'As we step out of the house on a fine evening between four and six, we shed
the self our friends know us by and become part of that vast republican army of
anonymous trampers, whose society is so agreeable after the solitude of one's own room.'
- Virginia Woolf, Street Haunting (1930)
In her essays and diaries, Virginia Woolf celebrated the sense of freedom she
found in walking the streets of London alone, a female wanderer and observer of the city.
100 years later, The Flâneuse Diaries invited women from present-day Bloomsbury to follow in her footsteps.
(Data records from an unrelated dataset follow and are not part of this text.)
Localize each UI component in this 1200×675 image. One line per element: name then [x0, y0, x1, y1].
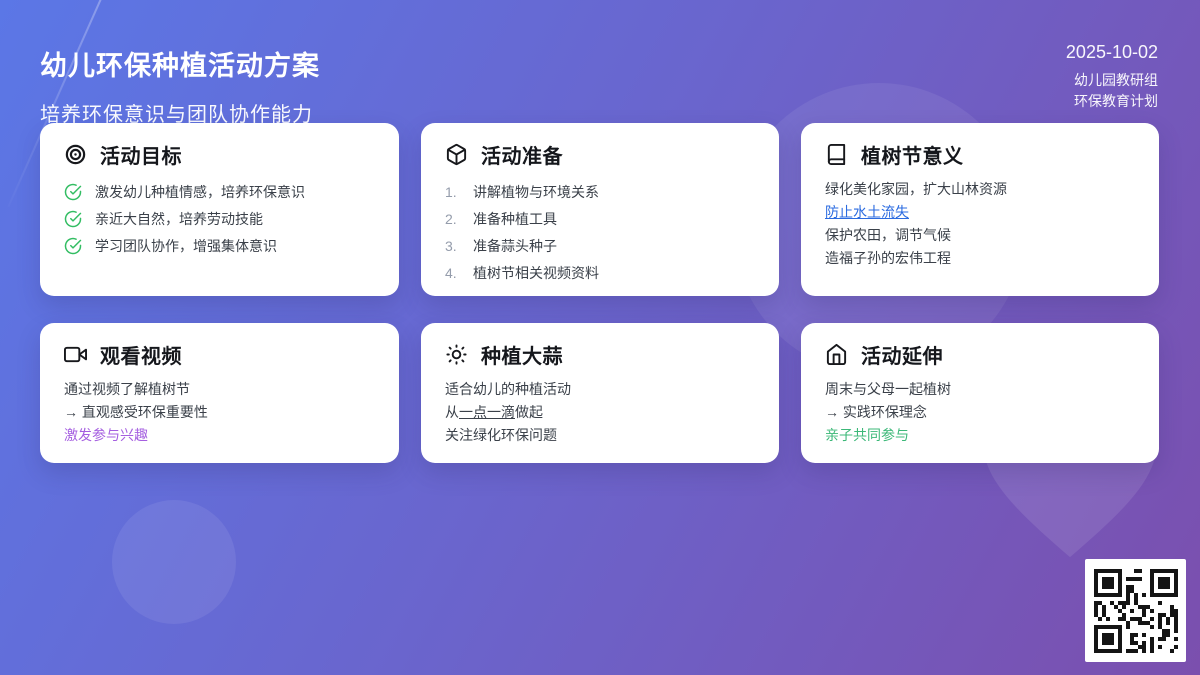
- prep-item: 4. 植树节相关视频资料: [445, 259, 755, 286]
- check-circle-icon: [64, 237, 82, 255]
- card-title: 种植大蒜: [481, 340, 563, 369]
- target-icon: [64, 143, 87, 166]
- card-title: 活动准备: [481, 140, 563, 169]
- page-title: 幼儿环保种植活动方案: [40, 44, 320, 83]
- video-highlight: 激发参与兴趣: [64, 424, 375, 447]
- date-label: 2025-10-02: [1066, 42, 1158, 63]
- org-label: 幼儿园教研组: [1066, 70, 1158, 91]
- decorative-circle-small: [112, 500, 236, 624]
- extend-highlight: 亲子共同参与: [825, 424, 1135, 447]
- qr-code: [1085, 559, 1186, 662]
- header-meta: 2025-10-02 幼儿园教研组 环保教育计划: [1066, 42, 1158, 112]
- card-title: 活动目标: [100, 140, 182, 169]
- extend-line: 周末与父母一起植树: [825, 378, 1135, 401]
- card-activity-extension: 活动延伸 周末与父母一起植树 → 实践环保理念 亲子共同参与: [801, 323, 1159, 463]
- garlic-line: 从一点一滴做起: [445, 401, 755, 424]
- card-title: 植树节意义: [861, 140, 964, 169]
- card-arbor-day-meaning: 植树节意义 绿化美化家园，扩大山林资源 防止水土流失 保护农田，调节气候 造福子…: [801, 123, 1159, 296]
- underlined-phrase: 一点一滴: [459, 404, 515, 420]
- video-line: 通过视频了解植树节: [64, 378, 375, 401]
- plan-label: 环保教育计划: [1066, 91, 1158, 112]
- meaning-line: 造福子孙的宏伟工程: [825, 247, 1135, 270]
- check-circle-icon: [64, 210, 82, 228]
- card-plant-garlic: 种植大蒜 适合幼儿的种植活动 从一点一滴做起 关注绿化环保问题: [421, 323, 779, 463]
- meaning-line: 绿化美化家园，扩大山林资源: [825, 178, 1135, 201]
- video-camera-icon: [64, 343, 87, 366]
- goal-item: 亲近大自然，培养劳动技能: [64, 205, 375, 232]
- book-icon: [825, 143, 848, 166]
- prep-item: 1. 讲解植物与环境关系: [445, 178, 755, 205]
- meaning-line: 保护农田，调节气候: [825, 224, 1135, 247]
- check-circle-icon: [64, 183, 82, 201]
- page-header: 幼儿环保种植活动方案 培养环保意识与团队协作能力: [40, 44, 320, 127]
- goal-item: 激发幼儿种植情感，培养环保意识: [64, 178, 375, 205]
- card-activity-preparation: 活动准备 1. 讲解植物与环境关系 2. 准备种植工具 3. 准备蒜头种子 4.…: [421, 123, 779, 296]
- package-icon: [445, 143, 468, 166]
- card-watch-video: 观看视频 通过视频了解植树节 → 直观感受环保重要性 激发参与兴趣: [40, 323, 399, 463]
- card-title: 观看视频: [100, 340, 182, 369]
- prep-item: 3. 准备蒜头种子: [445, 232, 755, 259]
- card-activity-goals: 活动目标 激发幼儿种植情感，培养环保意识 亲近大自然，培养劳动技能 学习团队协作…: [40, 123, 399, 296]
- home-icon: [825, 343, 848, 366]
- garlic-line: 关注绿化环保问题: [445, 424, 755, 447]
- video-line: → 直观感受环保重要性: [64, 401, 375, 424]
- garlic-line: 适合幼儿的种植活动: [445, 378, 755, 401]
- extend-line: → 实践环保理念: [825, 401, 1135, 424]
- card-title: 活动延伸: [861, 340, 943, 369]
- sun-icon: [445, 343, 468, 366]
- goal-item: 学习团队协作，增强集体意识: [64, 232, 375, 259]
- soil-erosion-link[interactable]: 防止水土流失: [825, 204, 909, 220]
- prep-item: 2. 准备种植工具: [445, 205, 755, 232]
- meaning-link-line: 防止水土流失: [825, 201, 1135, 224]
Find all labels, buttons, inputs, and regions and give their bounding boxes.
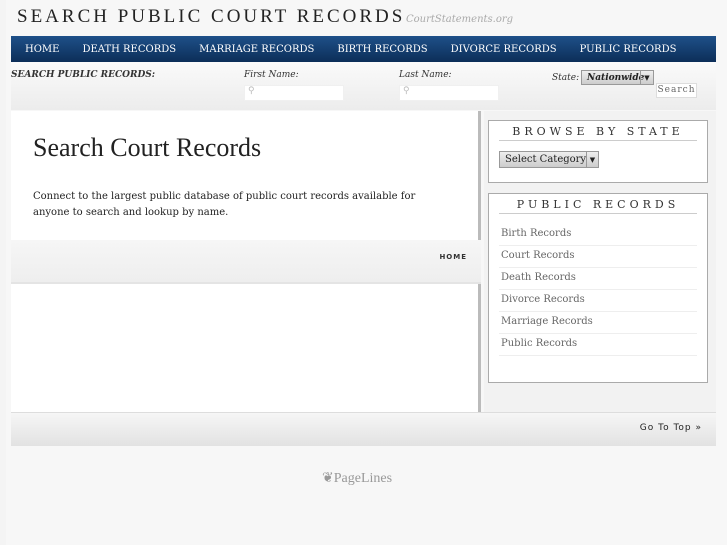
page-title: Search Court Records: [33, 133, 262, 162]
footer-bar: Go To Top »: [11, 412, 716, 446]
state-select[interactable]: Nationwide ▼: [581, 70, 654, 85]
search-bar: SEARCH PUBLIC RECORDS: First Name: ⚲ Las…: [11, 62, 716, 110]
pagelines-logo[interactable]: ❦PageLines: [322, 470, 392, 487]
site-title[interactable]: SEARCH PUBLIC COURT RECORDS: [17, 6, 405, 28]
breadcrumb-home[interactable]: HOME: [439, 253, 467, 261]
search-icon: ⚲: [248, 86, 255, 96]
category-select[interactable]: Select Category ▼: [499, 151, 599, 168]
logo-text: PageLines: [333, 471, 393, 486]
main-nav: HOME DEATH RECORDS MARRIAGE RECORDS BIRT…: [11, 36, 716, 62]
public-records-widget: PUBLIC RECORDS Birth Records Court Recor…: [488, 193, 708, 383]
search-heading: SEARCH PUBLIC RECORDS:: [11, 70, 156, 80]
search-icon: ⚲: [403, 86, 410, 96]
records-link-divorce[interactable]: Divorce Records: [499, 290, 697, 312]
browse-by-state-widget: BROWSE BY STATE Select Category ▼: [488, 120, 708, 183]
state-value: Nationwide: [587, 73, 645, 83]
first-name-label: First Name:: [244, 70, 299, 80]
first-name-input[interactable]: ⚲: [244, 85, 344, 101]
search-button[interactable]: Search: [656, 83, 697, 98]
records-link-birth[interactable]: Birth Records: [499, 224, 697, 246]
records-link-marriage[interactable]: Marriage Records: [499, 312, 697, 334]
intro-text: Connect to the largest public database o…: [33, 191, 416, 218]
records-title: PUBLIC RECORDS: [499, 198, 697, 214]
go-to-top-link[interactable]: Go To Top »: [640, 423, 702, 433]
records-link-public[interactable]: Public Records: [499, 334, 697, 356]
state-label: State:: [552, 73, 580, 83]
last-name-input[interactable]: ⚲: [399, 85, 499, 101]
breadcrumb: HOME: [11, 240, 481, 284]
category-value: Select Category: [505, 154, 587, 165]
chevron-down-icon: ▼: [640, 71, 653, 84]
nav-birth-records[interactable]: BIRTH RECORDS: [337, 44, 427, 55]
sidebar: BROWSE BY STATE Select Category ▼ PUBLIC …: [484, 111, 716, 412]
site-tagline: CourtStatements.org: [406, 14, 514, 25]
nav-home[interactable]: HOME: [25, 44, 59, 55]
last-name-label: Last Name:: [399, 70, 452, 80]
nav-public-records[interactable]: PUBLIC RECORDS: [580, 44, 677, 55]
nav-death-records[interactable]: DEATH RECORDS: [82, 44, 176, 55]
browse-title: BROWSE BY STATE: [499, 125, 697, 141]
records-link-death[interactable]: Death Records: [499, 268, 697, 290]
records-link-court[interactable]: Court Records: [499, 246, 697, 268]
chevron-down-icon: ▼: [586, 152, 598, 167]
main-content: Search Court Records Connect to the larg…: [11, 111, 481, 412]
leaf-icon: ❦: [322, 471, 334, 486]
nav-marriage-records[interactable]: MARRIAGE RECORDS: [199, 44, 314, 55]
nav-divorce-records[interactable]: DIVORCE RECORDS: [451, 44, 557, 55]
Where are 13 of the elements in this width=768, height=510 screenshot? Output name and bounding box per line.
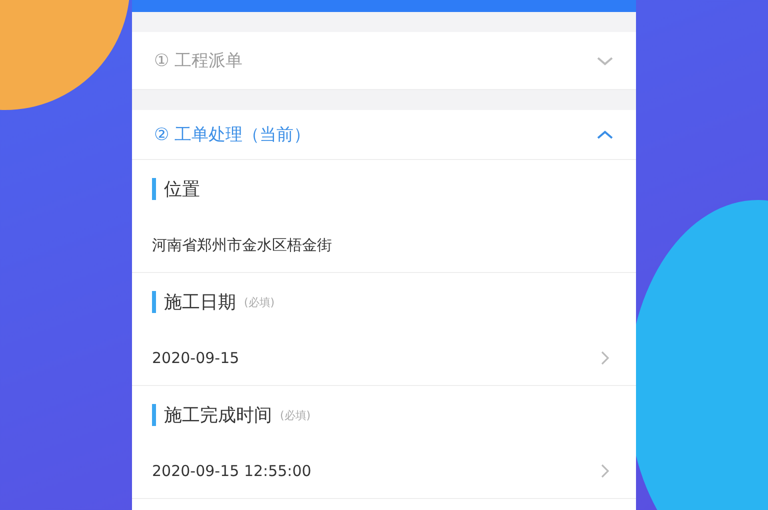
field-label: 位置 bbox=[164, 178, 200, 201]
chevron-icon bbox=[596, 130, 614, 140]
accent-bar bbox=[152, 404, 156, 426]
field-label: 施工日期 bbox=[164, 291, 236, 314]
field-label: 施工完成时间 bbox=[164, 404, 272, 427]
accent-bar bbox=[152, 178, 156, 200]
field-value: 河南省郑州市金水区梧金街 bbox=[152, 234, 333, 256]
chevron-icon bbox=[596, 56, 614, 66]
chevron-right-icon bbox=[600, 463, 610, 479]
required-hint: (必填) bbox=[280, 408, 311, 422]
chevron-right-icon bbox=[600, 350, 610, 366]
required-hint: (必填) bbox=[244, 294, 275, 310]
accent-bar bbox=[152, 291, 156, 313]
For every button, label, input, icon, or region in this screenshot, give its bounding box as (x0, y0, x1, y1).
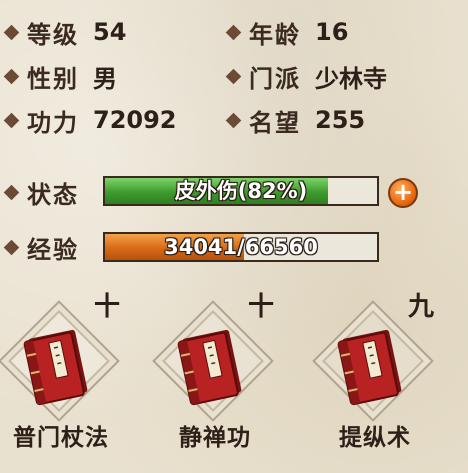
book-icon (337, 329, 402, 406)
skill-slot-3[interactable]: 九 提纵术 (310, 292, 440, 451)
diamond-bullet-icon (225, 24, 242, 40)
exp-bar: 34041/66560 (103, 232, 379, 262)
stat-power-value: 72092 (93, 106, 177, 134)
stat-gender-label: 性别 (27, 64, 79, 93)
diamond-bullet-icon (3, 68, 20, 84)
stat-gender-value: 男 (93, 64, 117, 93)
stat-level-label: 等级 (27, 20, 79, 49)
stat-level-value: 54 (93, 18, 127, 46)
exp-row: 经验 (0, 229, 79, 265)
diamond-bullet-icon (225, 68, 242, 84)
stat-age: 年龄 16 (222, 14, 348, 50)
stat-fame-label: 名望 (249, 108, 301, 137)
skill-level: 十 (247, 292, 274, 322)
status-label: 状态 (27, 180, 79, 209)
stat-level: 等级 54 (0, 14, 126, 50)
stat-power: 功力 72092 (0, 102, 177, 138)
diamond-bullet-icon (3, 24, 20, 40)
stat-sect-value: 少林寺 (315, 64, 387, 93)
status-plus-button[interactable]: + (388, 178, 418, 208)
stat-sect: 门派 少林寺 (222, 58, 387, 94)
stat-age-value: 16 (315, 18, 349, 46)
skill-slot-2[interactable]: 十 静禅功 (150, 292, 280, 451)
stat-age-label: 年龄 (249, 20, 301, 49)
exp-bar-text: 34041/66560 (164, 235, 318, 259)
skill-slot-1[interactable]: 十 普门杖法 (0, 292, 126, 451)
diamond-bullet-icon (3, 112, 20, 128)
skill-name: 提纵术 (339, 425, 411, 451)
stat-fame: 名望 255 (222, 102, 365, 138)
skill-name: 静禅功 (179, 425, 251, 451)
stat-sect-label: 门派 (249, 64, 301, 93)
status-bar-text: 皮外伤(82%) (174, 179, 308, 203)
book-icon (177, 329, 242, 406)
stat-power-label: 功力 (27, 108, 79, 137)
diamond-bullet-icon (225, 112, 242, 128)
skill-level: 九 (407, 292, 434, 322)
skill-name: 普门杖法 (13, 425, 109, 451)
status-row: 状态 (0, 174, 79, 210)
stat-gender: 性别 男 (0, 58, 117, 94)
stat-fame-value: 255 (315, 106, 366, 134)
diamond-bullet-icon (3, 184, 20, 200)
skill-level: 十 (93, 292, 120, 322)
diamond-bullet-icon (3, 239, 20, 255)
book-icon (23, 329, 88, 406)
exp-label: 经验 (27, 235, 79, 264)
status-bar: 皮外伤(82%) (103, 176, 379, 206)
plus-icon: + (392, 178, 414, 206)
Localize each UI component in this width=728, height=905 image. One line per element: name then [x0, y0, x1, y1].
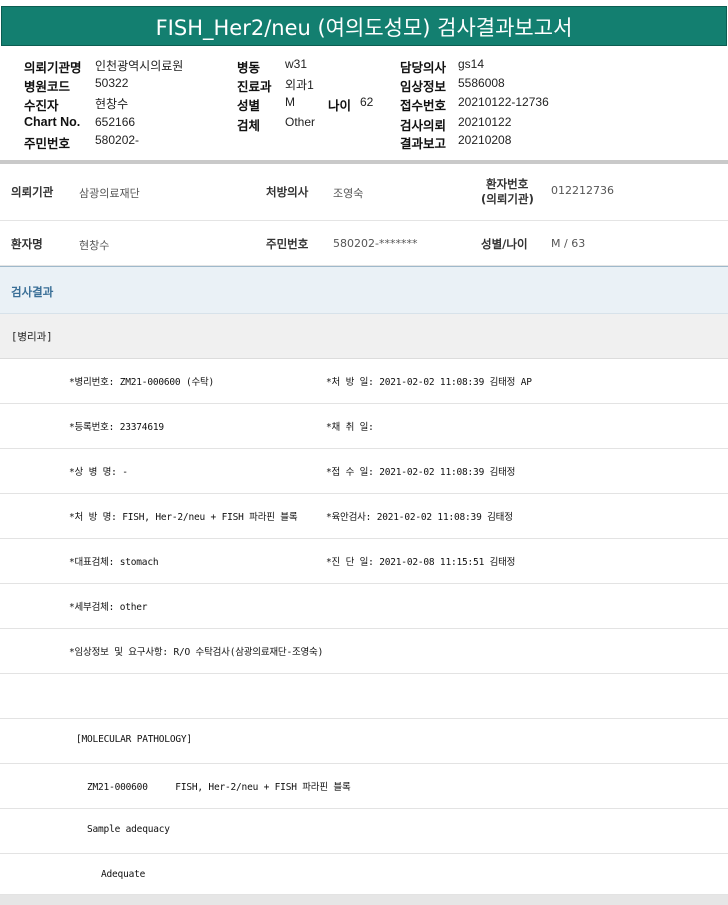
- header-value: 인천광역시의료원: [95, 59, 184, 73]
- department-header: [병리과]: [0, 314, 728, 359]
- header-value: 5586008: [458, 76, 505, 90]
- header-value: 외과1: [285, 78, 314, 92]
- header-value: M: [285, 95, 295, 109]
- header-label: Chart No.: [24, 115, 81, 129]
- header-label: 의뢰기관명: [24, 61, 82, 75]
- detail-row: [0, 674, 728, 719]
- header-value: w31: [285, 57, 308, 71]
- header-value: 20210208: [458, 133, 512, 147]
- adequacy-label: Sample adequacy: [87, 824, 170, 835]
- header-label: 수진자: [24, 99, 59, 113]
- summary-label: 환자번호: [486, 177, 529, 191]
- header-label: 병동: [237, 61, 261, 75]
- header-value: 652166: [95, 115, 136, 129]
- molecular-item: ZM21-000600 FISH, Her-2/neu + FISH 파라핀 블…: [87, 782, 351, 793]
- detail-left: *임상정보 및 요구사항: R/O 수탁검사(삼광의료재단-조영숙): [69, 647, 324, 658]
- header-label: 접수번호: [400, 99, 447, 113]
- detail-left: *등록번호: 23374619: [69, 422, 164, 433]
- header-value: 현창수: [95, 97, 129, 111]
- summary-label: 주민번호: [266, 237, 309, 251]
- header-value: Other: [285, 115, 316, 129]
- summary-label: (의뢰기관): [481, 192, 534, 206]
- result-section-title: 검사결과: [11, 285, 54, 299]
- detail-left: *상 병 명: -: [69, 467, 128, 478]
- header-value: 20210122: [458, 115, 512, 129]
- header-label: 나이: [328, 99, 352, 113]
- report-header-info: 의뢰기관명 인천광역시의료원 병동 w31 담당의사 gs14 병원코드 503…: [0, 50, 728, 162]
- summary-label: 처방의사: [266, 185, 309, 199]
- summary-label: 성별/나이: [481, 237, 528, 251]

This participatory writing project invited 25 women to take up the challenge of becoming
21st-century 'flâneuses': wanderers, observers and writers of the city. Starting
out from Bloomsbury's Academy Hotel, 25 flâneuses were given diaries and disposable
cameras, and asked to write, draw, or otherwise record their impressions of Bloomsbury
over the 5 days of the festival.
The diaries revealed a range of Bloomsbury experiences: notes on chatting with strangers
in the park, walking alone at dusk, memories of lovers, celebratory solo glasses of prosecco,
musings on pigeons, and much more, building up a multi-voiced portrait of Bloomsbury seen through the eyes of its women.
Created by Elizabeth Dearnley and researcher and curator Michael Eades for the 2018 Bloomsbury Festival,
The Flâneuse Diaries was an offshoot of their ongoing public art
project The Secret Diary of Bloomsbury.